За дверью стояла согбенная женская фигура. Мама не сразу признала в ней молодую импозантную жену командира полка.
       -Ира! Это ты! Входи, входи!
       -Ты не беспокойся,- заговорила Ирина, переступив порог, -- Меня выпустили. Я давно приехала, ещё днём, но не хотела в таком виде идти по городку, пережидала в лесу.
 Говорила она с трудом и не совсем внятно из-за отсутствующих передних зубов. Её лихорадило от долгого пребывания на холоде. Пальто ей заменял   большой коричневый платок с кистями, окутывавший голову и плечи  и завязанный  узлом на спине, на ногах -- толстые серые чулки и кирзовые ботинки. Из-под платка на лоб выбилась намокшая прядь седых волос. В руках она держала небольшой  узелок. Мама помогла ей развязать платок, усадила в гостиной на диван поближе к ещё тёплой печке, а сама пошла растапливать титан в ванной и готовить чай.

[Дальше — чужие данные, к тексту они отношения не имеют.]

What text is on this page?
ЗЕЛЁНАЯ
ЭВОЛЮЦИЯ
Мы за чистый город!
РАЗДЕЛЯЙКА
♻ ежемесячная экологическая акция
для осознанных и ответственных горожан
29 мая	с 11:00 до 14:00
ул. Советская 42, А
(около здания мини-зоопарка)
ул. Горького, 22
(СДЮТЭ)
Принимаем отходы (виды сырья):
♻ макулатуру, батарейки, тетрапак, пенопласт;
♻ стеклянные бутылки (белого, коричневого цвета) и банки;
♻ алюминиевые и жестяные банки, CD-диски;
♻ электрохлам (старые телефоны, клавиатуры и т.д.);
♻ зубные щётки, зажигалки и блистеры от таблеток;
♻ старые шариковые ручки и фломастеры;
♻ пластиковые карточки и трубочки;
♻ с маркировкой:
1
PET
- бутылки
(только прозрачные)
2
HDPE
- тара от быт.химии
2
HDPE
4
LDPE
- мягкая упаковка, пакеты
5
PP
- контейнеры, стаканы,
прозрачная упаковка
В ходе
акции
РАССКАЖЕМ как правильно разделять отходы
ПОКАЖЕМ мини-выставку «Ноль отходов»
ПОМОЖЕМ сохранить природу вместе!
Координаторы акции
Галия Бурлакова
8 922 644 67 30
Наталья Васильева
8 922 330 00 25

 На меня никто не обращал внимания, не до меня было  взрослым  Я слышала всё, о чём говорилось в гостиной и видела, что происходило в ванной, когда тётя Ира разделась и повернулась  к маме спиной.
      --Вот, Аня, больше я тебе ничего не скажу, смотри сама.

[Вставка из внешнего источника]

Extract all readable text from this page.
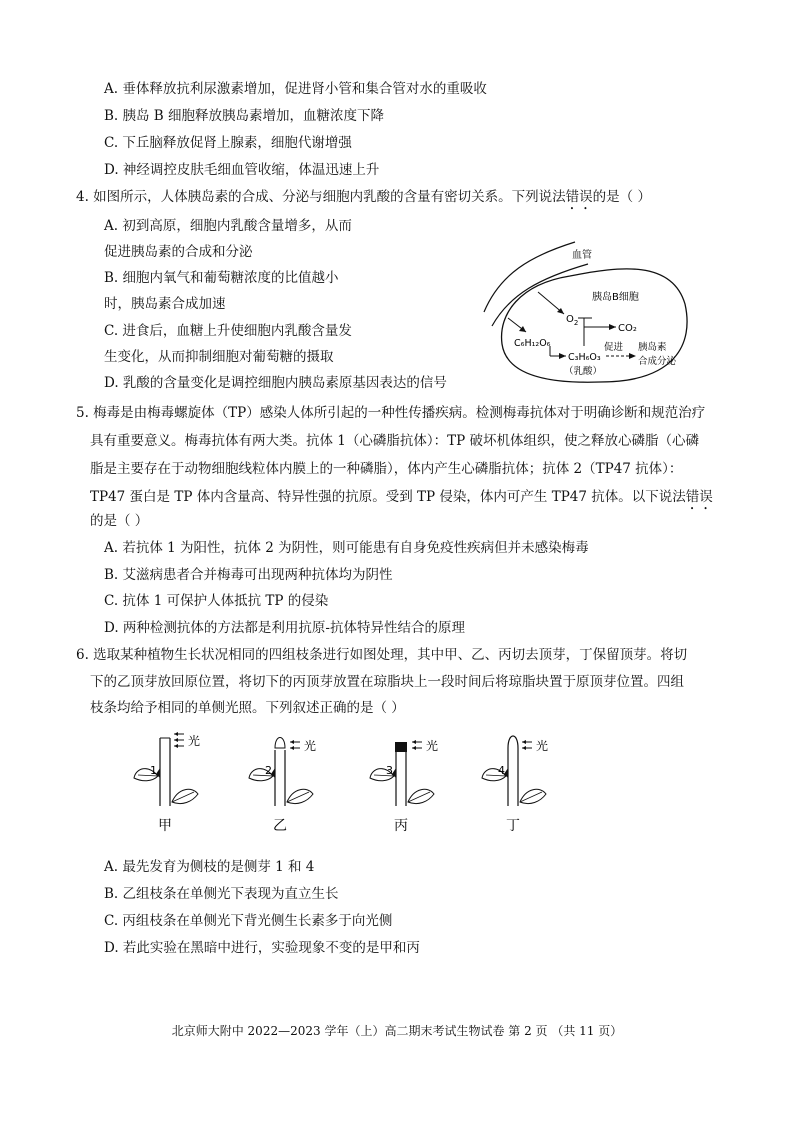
A. 垂体释放抗利尿激素增加，促进肾小管和集合管对水的重吸收
B. 胰岛 B 细胞释放胰岛素增加，血糖浓度下降
C. 下丘脑释放促肾上腺素，细胞代谢增强
D. 神经调控皮肤毛细血管收缩，体温迅速上升
4. 如图所示，人体胰岛素的合成、分泌与细胞内乳酸的含量有密切关系。下列说法错误的是（ ）
A. 初到高原，细胞内乳酸含量增多，从而
促进胰岛素的合成和分泌
B. 细胞内氧气和葡萄糖浓度的比值越小
时，胰岛素合成加速
C. 进食后，血糖上升使细胞内乳酸含量发
生变化，从而抑制细胞对葡萄糖的摄取
D. 乳酸的含量变化是调控细胞内胰岛素原基因表达的信号
血管
胰岛B细胞
$O_2$
C₆H₁₂O₆
CO₂
C₃H₆O₃
（乳酸）
促进 胰岛素
合成分泌
5. 梅毒是由梅毒螺旋体（TP）感染人体所引起的一种性传播疾病。检测梅毒抗体对于明确诊断和规范治疗
具有重要意义。梅毒抗体有两大类。抗体 1（心磷脂抗体）：TP 破坏机体组织，使之释放心磷脂（心磷
脂是主要存在于动物细胞线粒体内膜上的一种磷脂），体内产生心磷脂抗体；抗体 2（TP47 抗体）：
TP47 蛋白是 TP 体内含量高、特异性强的抗原。受到 TP 侵染，体内可产生 TP47 抗体。以下说法错误
的是（ ）
A. 若抗体 1 为阳性，抗体 2 为阴性，则可能患有自身免疫性疾病但并未感染梅毒
B. 艾滋病患者合并梅毒可出现两种抗体均为阴性
C. 抗体 1 可保护人体抵抗 TP 的侵染
D. 两种检测抗体的方法都是利用抗原-抗体特异性结合的原理
6. 选取某种植物生长状况相同的四组枝条进行如图处理，其中甲、乙、丙切去顶芽，丁保留顶芽。将切
下的乙顶芽放回原位置，将切下的丙顶芽放置在琼脂块上一段时间后将琼脂块置于原顶芽位置。四组
枝条均给予相同的单侧光照。下列叙述正确的是（ ）
光
1
甲
光
2
乙
光
3
丙
光
4
丁
A. 最先发育为侧枝的是侧芽 1 和 4
B. 乙组枝条在单侧光下表现为直立生长
C. 丙组枝条在单侧光下背光侧生长素多于向光侧
D. 若此实验在黑暗中进行，实验现象不变的是甲和丙
北京师大附中 2022—2023 学年（上）高二期末考试生物试卷 第 2 页 （共 11 页）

Вся спина её была в ещё не до конца заживших красно-синих рубцах и кровоподтёках. Она постоянно покашливала сухим, надрывным кашлем.
  --У меня отбито всё, я не жилец.

  -- Что они от тебя хотели? За что арестовали?-спрашивала мама в гостиной за чаем.

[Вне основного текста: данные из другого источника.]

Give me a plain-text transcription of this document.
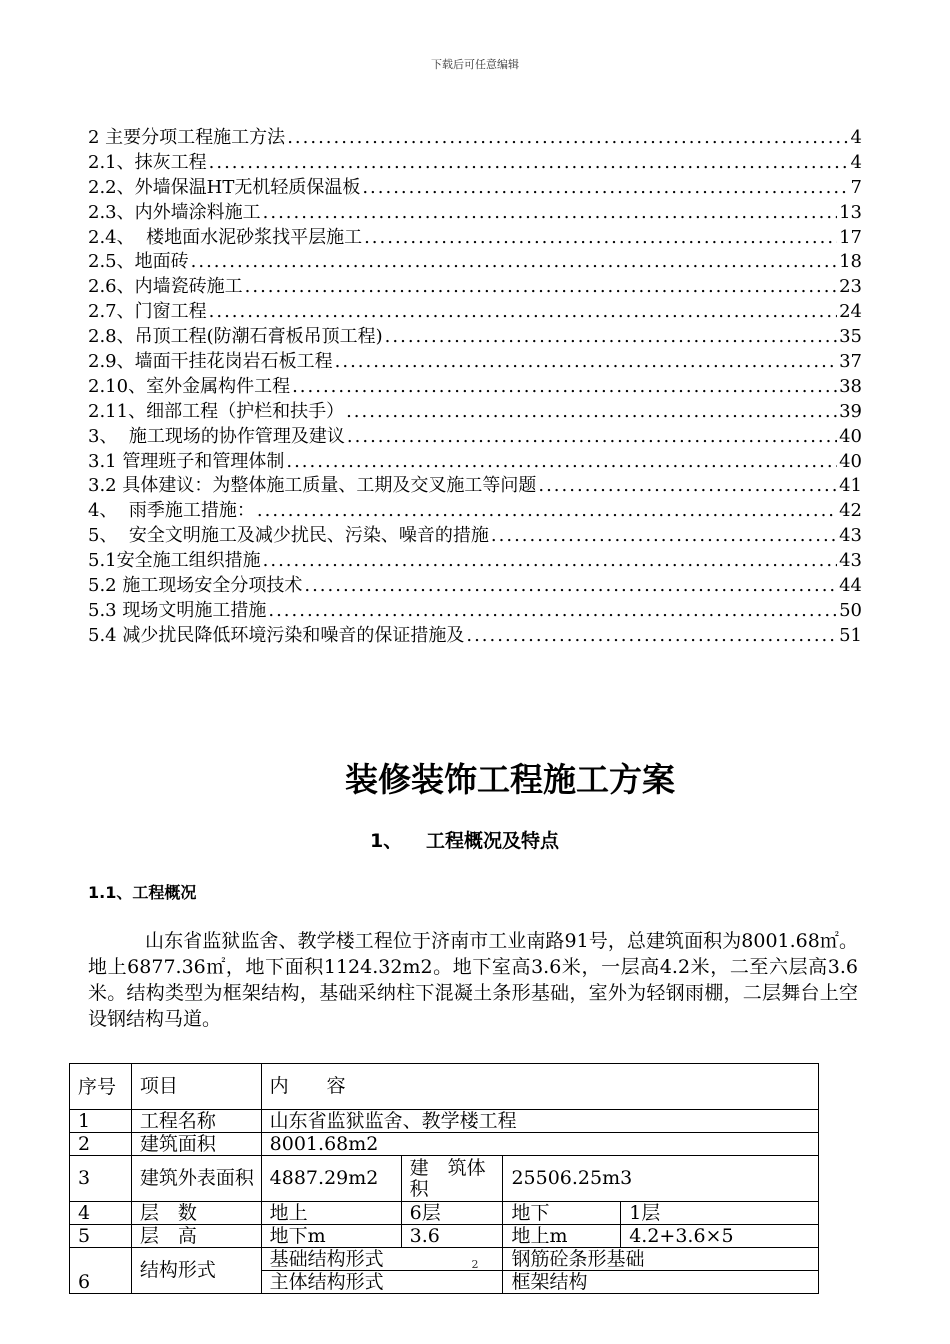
下载后可任意编辑
2 主要分项工程施工方法 .....	4
2.1、抹灰工程 .....	4
2.2、外墙保温HT无机轻质保温板 .....	7
2.3、内外墙涂料施工 .....	13
2.4、  楼地面水泥砂浆找平层施工 .....	17
2.5、地面砖 .....	18
2.6、内墙瓷砖施工 .....	23
2.7、门窗工程 .....	24
2.8、吊顶工程(防潮石膏板吊顶工程) .....	35
2.9、墙面干挂花岗岩石板工程 .....	37
2.10、室外金属构件工程 .....	38
2.11、细部工程（护栏和扶手） .....	39
3、  施工现场的协作管理及建议 .....	40
3.1 管理班子和管理体制 .....	40
3.2 具体建议：为整体施工质量、工期及交叉施工等问题 .....	41
4、  雨季施工措施： .....	42
5、  安全文明施工及减少扰民、污染、噪音的措施 .....	43
5.1安全施工组织措施 .....	43
5.2 施工现场安全分项技术 .....	44
5.3 现场文明施工措施 .....	50
5.4 减少扰民降低环境污染和噪音的保证措施及 .....	51
装修装饰工程施工方案
1、 工程概况及特点
1.1、工程概况
山东省监狱监舍、教学楼工程位于济南市工业南路91号，总建筑面积为8001.68㎡。地上6877.36㎡，地下面积1124.32m2。地下室高3.6米，一层高4.2米，二至六层高3.6米。结构类型为框架结构，基础采纳柱下混凝土条形基础，室外为轻钢雨棚，二层舞台上空设钢结构马道。
序号	项目	内　　容			
1	工程名称	山东省监狱监舍、教学楼工程			
2	建筑面积	8001.68m2			
3	建筑外表面积	4887.29m2	建　筑体积	25506.25m3	
4	层　数	地上	6层	地下	1层
5	层　高	地下m	3.6	地上m	4.2+3.6×5
6	结构形式	基础结构形式		钢筋砼条形基础	
		主体结构形式		框架结构	
2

  -- Обвинили в связи с японской разведкой. Якобы мы там работали вместе  с
  Кимом. Требовали, чтобы я подписала донос на Кима и на Ваню. Я
  отказалась. Морили голодом, не давали пить, спать и били, били. Я решила
  умереть, пыталась наложить на себя руки. Поняли, что от меня ничего не
  добьются. У них ни на меня, ни на Ивана ничего не было, поэтому подлатали и
  выпустили.
Мама рассказывала потом, что не сразу решилась задать Ирине этот вопрос:
  --Ты знаешь, что у Ивана...
  Ирина не дала ей договорить:
    --Да, да! Они преподнесли мне это, надеясь, что в отместку я подпишу донос.
   Но я понимала, что побудило Ваню. Он боялся за Ингу. Ведь у неё кроме нас
   никого нет, а даже если бы и был кто-то, ты  знаешь, какова судьба детей
   врагов народа. Может быть, если бы не Инга, и я не смогла бы выдержать,
   подписала бы всё, что они хотели, лишь бы кончились эти пытки.
   Я пришла к тебе, а не домой, потому что знала всё. Ты мне разрешишь побыть у
   тебя до утра?

 За окном начинало светать, время пролетело незаметно. Поспав немного, тётя Ира в маминых платье, пальто и фетровых ботиках отправилась в свой, теперь уже чужой для неё, дом. Как встретились эти двое, ещё недавно родные, что сказали друг другу при встрече, при расставании навсегда? Что чувствовали?  Это осталось между ними.
Ирине выдали путёвку в санаторий для поправки здоровья, и они с Ингой уезжали в Крым.
   --А куда потом?-спросила мама.
  --Потом - куда глаза глядят!-с горькой усмешкой ответила Ирина.
 Обе женщины понимающе смотрели в глаза друг другу.  У той и другой впереди  была нелёгкая доля наново устраивать свою  жизнь и без отцов  поднимать детей.
 Больше  наши дороги никогда не пересеклись.